South Africa has prioritised IK, committing R10 million a year (£850,000) to researching fields from medicines to indigenous food, sociocultural systems, arts, crafts and materials use.
Concerns about the plundering of IK by advanced-country companies, with little benefit to the creators of that knowledge, led South Africa to undertake an audit of knowledge in African communities in the late 1990s.
The idea is to protect traditional knowledge and technologies that may be profitably developed in the future so that the knowledge generators reap some benefit.

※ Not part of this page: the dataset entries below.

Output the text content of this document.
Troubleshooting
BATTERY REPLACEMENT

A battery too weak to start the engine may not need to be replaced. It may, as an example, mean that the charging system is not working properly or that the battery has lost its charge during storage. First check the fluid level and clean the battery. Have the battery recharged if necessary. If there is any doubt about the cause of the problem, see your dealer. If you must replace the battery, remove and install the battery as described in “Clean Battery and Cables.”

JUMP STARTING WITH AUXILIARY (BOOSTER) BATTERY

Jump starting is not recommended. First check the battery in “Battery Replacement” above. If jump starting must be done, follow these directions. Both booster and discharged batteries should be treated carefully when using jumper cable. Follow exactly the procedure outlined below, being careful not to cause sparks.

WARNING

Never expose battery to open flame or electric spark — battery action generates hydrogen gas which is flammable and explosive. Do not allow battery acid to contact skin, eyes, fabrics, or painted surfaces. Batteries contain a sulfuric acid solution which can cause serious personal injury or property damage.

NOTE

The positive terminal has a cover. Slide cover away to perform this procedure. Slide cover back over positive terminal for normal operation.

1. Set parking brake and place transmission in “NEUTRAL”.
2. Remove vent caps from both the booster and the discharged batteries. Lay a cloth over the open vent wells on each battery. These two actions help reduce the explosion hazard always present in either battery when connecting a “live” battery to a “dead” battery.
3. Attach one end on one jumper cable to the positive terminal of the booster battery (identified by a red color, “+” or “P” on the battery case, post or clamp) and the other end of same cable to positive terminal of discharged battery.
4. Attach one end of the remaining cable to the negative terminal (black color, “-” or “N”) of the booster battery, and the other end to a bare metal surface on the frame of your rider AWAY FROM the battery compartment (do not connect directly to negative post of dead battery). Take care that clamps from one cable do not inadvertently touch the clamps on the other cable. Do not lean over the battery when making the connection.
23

Between 1997 and 1999, historically black universities - including the North, Fort Hare, Transkei, Free State (QuaQua campus), Venda, North-West, Zululand and Vista, and the distance University of South Africa - were contracted to research IK.
One of the academics involved was Mogomme Masoga, an African studies specialist and herbalist who manages IK for the National Research Foundation.
He worked with 80 students familiar with the language and traditions of Sesotho to interview and collect examples of IK ranging from building patterns, culture and music to medicinal herbs and immune-system boosters being taken by people with HIV/Aids.
"Using a questionnaire as their base, the students went around interviewing IK 'owners' and translating, interpreting and storing the information," Masoga says.
They found many ideas and practices, but encountered some problems with language: students were prone to incorrect translation.
The IK collated was entered into a database that now resides with the CSIR.
And there the project stalled. The CSIR put the data on a template, but is wrangling over control issues with the Department of Science and Technology.
Masoga says: "The data haven't been made public, and we can't use them because of this and the intellectual property issue: we're waiting for an IK bill to pass through parliament. There are lots of issues, such as who owns the knowledge - individuals, the local community, the Sesotho, South Africa? We need to work out what rights people have and what forms of representation we need."
Masoga says that other obstacles to the formal use of IK are a myriad of controls - for instance, in the use of medicines.
So while several traditional medicines have been found to enhance the quality of life for people with HIV/Aids, their recognition, development and mass use have been delayed because the Medicines Controls Council insisted on western-based processes of trials and registration. "Western and traditional science need to react with each other, and we're trying to find ways of making this happen," Masoga adds.